Myanmar gets ready for NLD government
The National League for Democracy (NLD) is getting ready to form the new government in Myanmar, under the leadership of Nobel laureate Aung San Suu Kyi.
The November 8, 2015 general elections in Myanmar had returned Suu Kyi's NLD with a massive mandate. The 2008 Constitution of the country reserves 25 percent of the seats for the military in each of the two houses. Out of 440 seats in lower house, 110 seats have gone to military appointees. NLD won 255 seats out of the remaining 330, which were up for election. The incumbent Union Solidarity and Development Party (USDP) managed only 30 seats; the remaining 45 going to other parties. In the 224-seat upper house, 56 were taken by unelected soldiers, leaving 168 seats for election. NLD secured 135 seats, USDP got 11 seats and other parties took 22 seats.
The new Parliament will go into session on February 1, 2016, when the process of electing the new president and key posts of the parliament will be completed. The names of the elected MPs have already been announced by the Election Commission. With the recent announcement of names of the military MPs, which includes two major generals, the formation of the new legislature is complete. Fifty years of military rule will come an end when the new government takes office from March 2016.
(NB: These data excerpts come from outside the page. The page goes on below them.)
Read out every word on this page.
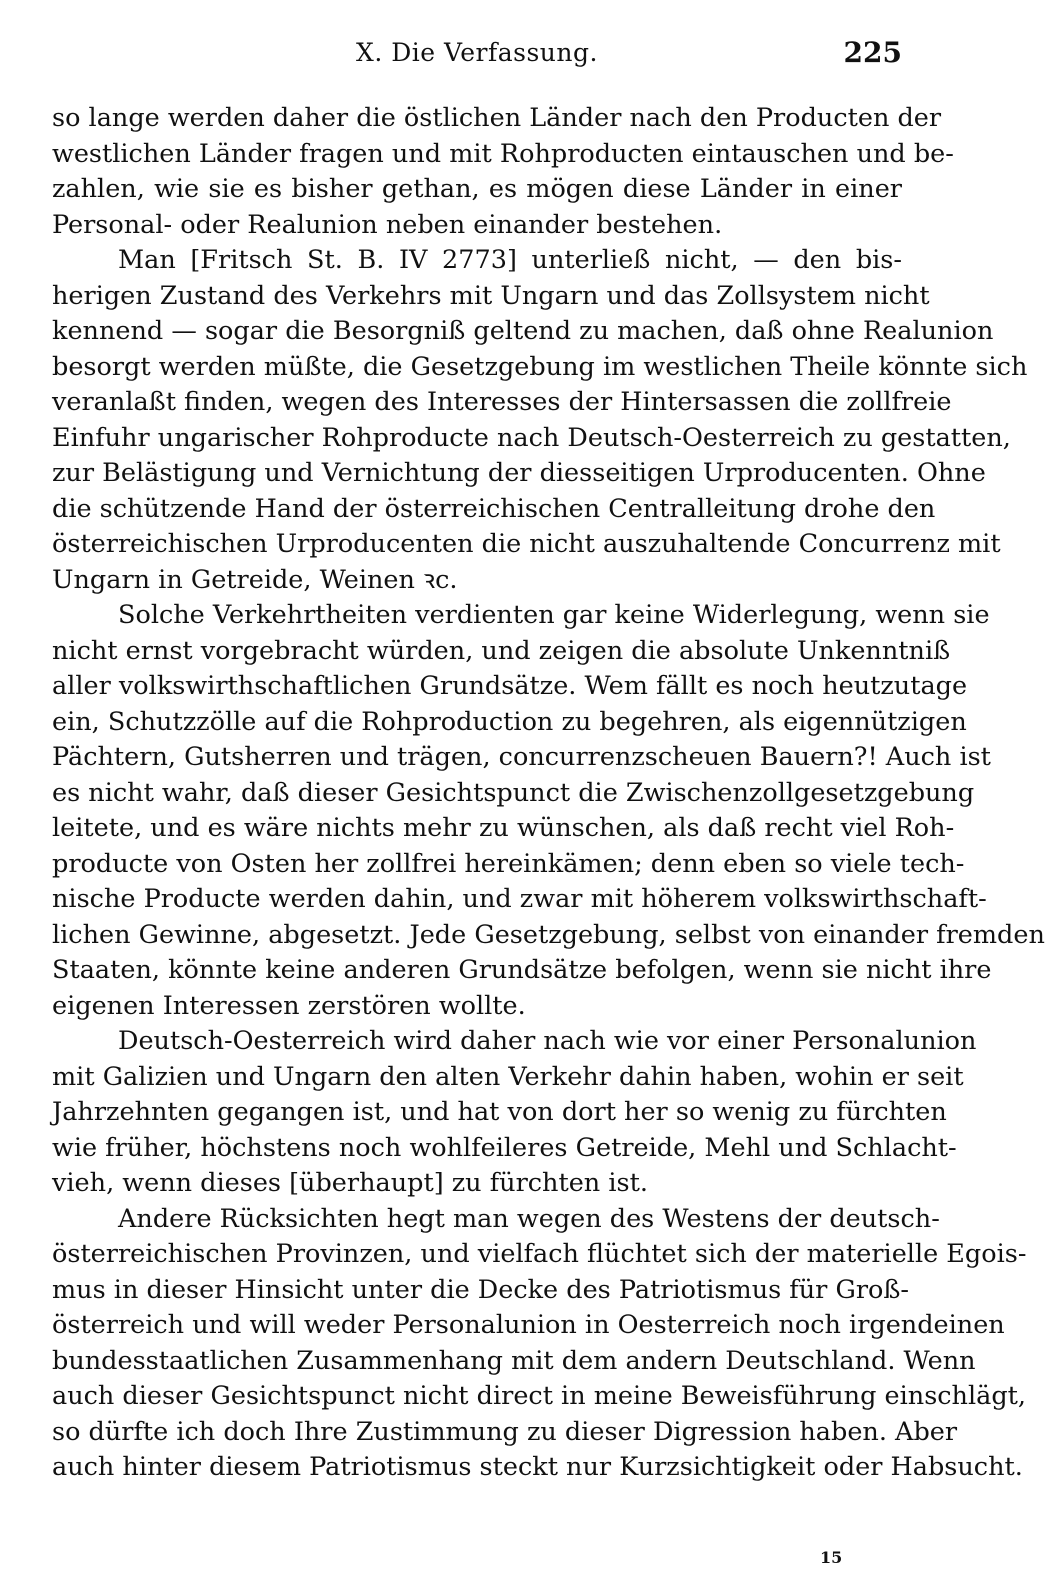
X. Die Verfassung.	225
so lange werden daher die östlichen Länder nach den Producten der
westlichen Länder fragen und mit Rohproducten eintauschen und be-
zahlen, wie sie es bisher gethan, es mögen diese Länder in einer
Personal- oder Realunion neben einander bestehen.
Man [Fritsch St. B. IV 2773] unterließ nicht, — den bis-
herigen Zustand des Verkehrs mit Ungarn und das Zollsystem nicht
kennend — sogar die Besorgniß geltend zu machen, daß ohne Realunion
besorgt werden müßte, die Gesetzgebung im westlichen Theile könnte sich
veranlaßt finden, wegen des Interesses der Hintersassen die zollfreie
Einfuhr ungarischer Rohproducte nach Deutsch-Oesterreich zu gestatten,
zur Belästigung und Vernichtung der diesseitigen Urproducenten. Ohne
die schützende Hand der österreichischen Centralleitung drohe den
österreichischen Urproducenten die nicht auszuhaltende Concurrenz mit
Ungarn in Getreide, Weinen ꝛc.
Solche Verkehrtheiten verdienten gar keine Widerlegung, wenn sie
nicht ernst vorgebracht würden, und zeigen die absolute Unkenntniß
aller volkswirthschaftlichen Grundsätze. Wem fällt es noch heutzutage
ein, Schutzzölle auf die Rohproduction zu begehren, als eigennützigen
Pächtern, Gutsherren und trägen, concurrenzscheuen Bauern?! Auch ist
es nicht wahr, daß dieser Gesichtspunct die Zwischenzollgesetzgebung
leitete, und es wäre nichts mehr zu wünschen, als daß recht viel Roh-
producte von Osten her zollfrei hereinkämen; denn eben so viele tech-
nische Producte werden dahin, und zwar mit höherem volkswirthschaft-
lichen Gewinne, abgesetzt. Jede Gesetzgebung, selbst von einander fremden
Staaten, könnte keine anderen Grundsätze befolgen, wenn sie nicht ihre
eigenen Interessen zerstören wollte.
Deutsch-Oesterreich wird daher nach wie vor einer Personalunion
mit Galizien und Ungarn den alten Verkehr dahin haben, wohin er seit
Jahrzehnten gegangen ist, und hat von dort her so wenig zu fürchten
wie früher, höchstens noch wohlfeileres Getreide, Mehl und Schlacht-
vieh, wenn dieses [überhaupt] zu fürchten ist.
Andere Rücksichten hegt man wegen des Westens der deutsch-
österreichischen Provinzen, und vielfach flüchtet sich der materielle Egois-
mus in dieser Hinsicht unter die Decke des Patriotismus für Groß-
österreich und will weder Personalunion in Oesterreich noch irgendeinen
bundesstaatlichen Zusammenhang mit dem andern Deutschland. Wenn
auch dieser Gesichtspunct nicht direct in meine Beweisführung einschlägt,
so dürfte ich doch Ihre Zustimmung zu dieser Digression haben. Aber
auch hinter diesem Patriotismus steckt nur Kurzsichtigkeit oder Habsucht.
15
The election of the president will go through an interesting process. The elected members of the upper house and the lower house will each nominate a candidate. The unelected military MPs of the two houses will nominate one candidate. Among the three candidates whoever gets majority of votes of the two houses combined will become the next president. The two other candidates will become vice-presidents.
The NLD nominations for the Parliament posts have been made keeping in mind ethnic sensitivities and representations. Win Myint, representing Burmese ethnic majority, will be the speaker of the lower house. His deputy will be T Khun Myat, an ethnic Kachin and member of USDP. The speaker of the upper house will be Win Khaing Than, an ethnic Karen, while his deputy will be Arakanese Aye Thar Aung from Arakan National Party. Suu Kyi's strategy is to build a broad based support for her government.
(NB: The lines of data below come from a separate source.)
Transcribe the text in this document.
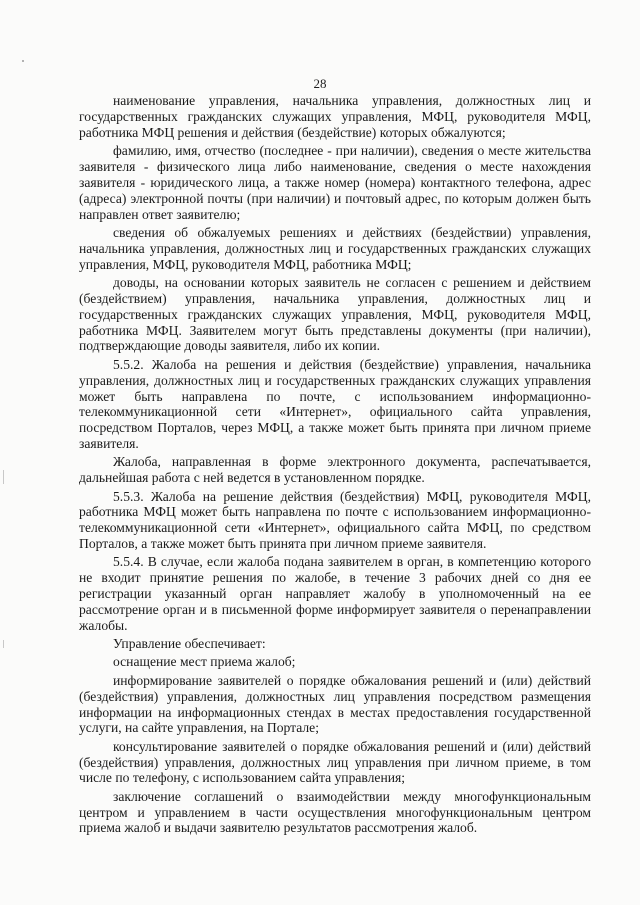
28

наименование управления, начальника управления, должностных лиц и государственных гражданских служащих управления, МФЦ, руководителя МФЦ, работника МФЦ решения и действия (бездействие) которых обжалуются;

фамилию, имя, отчество (последнее - при наличии), сведения о месте жительства заявителя - физического лица либо наименование, сведения о месте нахождения заявителя - юридического лица, а также номер (номера) контактного телефона, адрес (адреса) электронной почты (при наличии) и почтовый адрес, по которым должен быть направлен ответ заявителю;

сведения об обжалуемых решениях и действиях (бездействии) управления, начальника управления, должностных лиц и государственных гражданских служащих управления, МФЦ, руководителя МФЦ, работника МФЦ;

доводы, на основании которых заявитель не согласен с решением и действием (бездействием) управления, начальника управления, должностных лиц и государственных гражданских служащих управления, МФЦ, руководителя МФЦ, работника МФЦ. Заявителем могут быть представлены документы (при наличии), подтверждающие доводы заявителя, либо их копии.

5.5.2. Жалоба на решения и действия (бездействие) управления, начальника управления, должностных лиц и государственных гражданских служащих управления может быть направлена по почте, с использованием информационно-телекоммуникационной сети «Интернет», официального сайта управления, посредством Порталов, через МФЦ, а также может быть принята при личном приеме заявителя.

Жалоба, направленная в форме электронного документа, распечатывается, дальнейшая работа с ней ведется в установленном порядке.

5.5.3. Жалоба на решение действия (бездействия) МФЦ, руководителя МФЦ, работника МФЦ может быть направлена по почте с использованием информационно-телекоммуникационной сети «Интернет», официального сайта МФЦ, по средством Порталов, а также может быть принята при личном приеме заявителя.

5.5.4. В случае, если жалоба подана заявителем в орган, в компетенцию которого не входит принятие решения по жалобе, в течение 3 рабочих дней со дня ее регистрации указанный орган направляет жалобу в уполномоченный на ее рассмотрение орган и в письменной форме информирует заявителя о перенаправлении жалобы.

Управление обеспечивает:

оснащение мест приема жалоб;

информирование заявителей о порядке обжалования решений и (или) действий (бездействия) управления, должностных лиц управления посредством размещения информации на информационных стендах в местах предоставления государственной услуги, на сайте управления, на Портале;

консультирование заявителей о порядке обжалования решений и (или) действий (бездействия) управления, должностных лиц управления при личном приеме, в том числе по телефону, с использованием сайта управления;

заключение соглашений о взаимодействии между многофункциональным центром и управлением в части осуществления многофункциональным центром приема жалоб и выдачи заявителю результатов рассмотрения жалоб.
In a statement before the elections, Suu Kyi said, "I'll be above the president [who] will be told exactly what he can do". There are some speculations that Suu Kyi's personal physician Tin Myo Win (64), former political prisoner and her confidante, may be nominated to become the next president. Whether the military will accept a proxy president is not clear at this stage. Suu Kyi seems to be influenced by the Indian Congress-led UPA government where Congress chairperson Sonia Gandhi called the shots.
President Thein Sein, in his last address to the outgoing legislature, has hailed the election as a "triumph for all of Myanmar's people". He promised to help the new government with the transition process. Speaking on USDP's defeat, Thein Sein said that his party had not launched reforms in order to hold on to power. Thein Sein, a retired general, deserves credit for being instrumental in reforming the political process that eventually led to credible elections in November 2015.
Aung San Suu Kyi (70) knows that she cannot become president because of a Constitutional bar, and considering that there are several challenges in the transition process. She has been meeting Army Chief General Min Aung Hlaing and President Thein Sein to discuss a smooth transfer of power. She also met strongman Than Shwe (82), former president and head of USDP, who is still very powerful and wields considerable influence over state affairs.
Clearly there is lack of confidence in the armed forces. The military is suspicious that the new civilian government may resort to vengeance and throw some of the generals behind bars. Hence, the safety clause in the Constitution - 25 percent seats will be reserved for the military. The Constitution stipulates that to amend it, three-fourth majority will be required in both houses of the Parliament. This means that since NLD does not have 75 percent seats - to pass any amendment, the military MPs will have to be on board. Given the structure of the Parliament and the political alignment, the military MPs are likely to behave like an opposition party.
Suu Kyi's election victory has come with tremendous expectations from the people, who want quick economic development and political freedom. The major challenge for Suu Kyi is to bring the different separatist ethnic groups to a peace process as quickly as possible. Procrastination in dealing with ethnic wars will give the military an opportunity to meddle in the affairs of the government.
According to the Constitution, three important ministries of the government - defence, home affairs and border control - will not go to NLD ministers but will remain under army control. To further strengthen the army's role, Thein Sein has decided to merge the Ministries of Immigration and Population with the Ministry of Home Affairs. This will make the ministries even more powerful, particularly because government bureaucracy is mostly manned by military officials.
From the way the power transfer process is moving, it is clear that Suu Kyi is making compromises to build trust with the anxious military. Suu Kyi does not want to curb the military's power; she wants to bring them under civilian control. Even after winning convincingly, she is negotiating with the military for transfer of state power, as she does not intend to rock the boat too much, too soon. Suu Kyi does not want a repeat of the 1990 election when the military refused to transfer power.
It is clear that the NLD government is not going to get full powers – it will have to share it with the military. It will be what the Tatmadaw calls a "disciplined democracy".
The writer is former Ambassador and Secretary.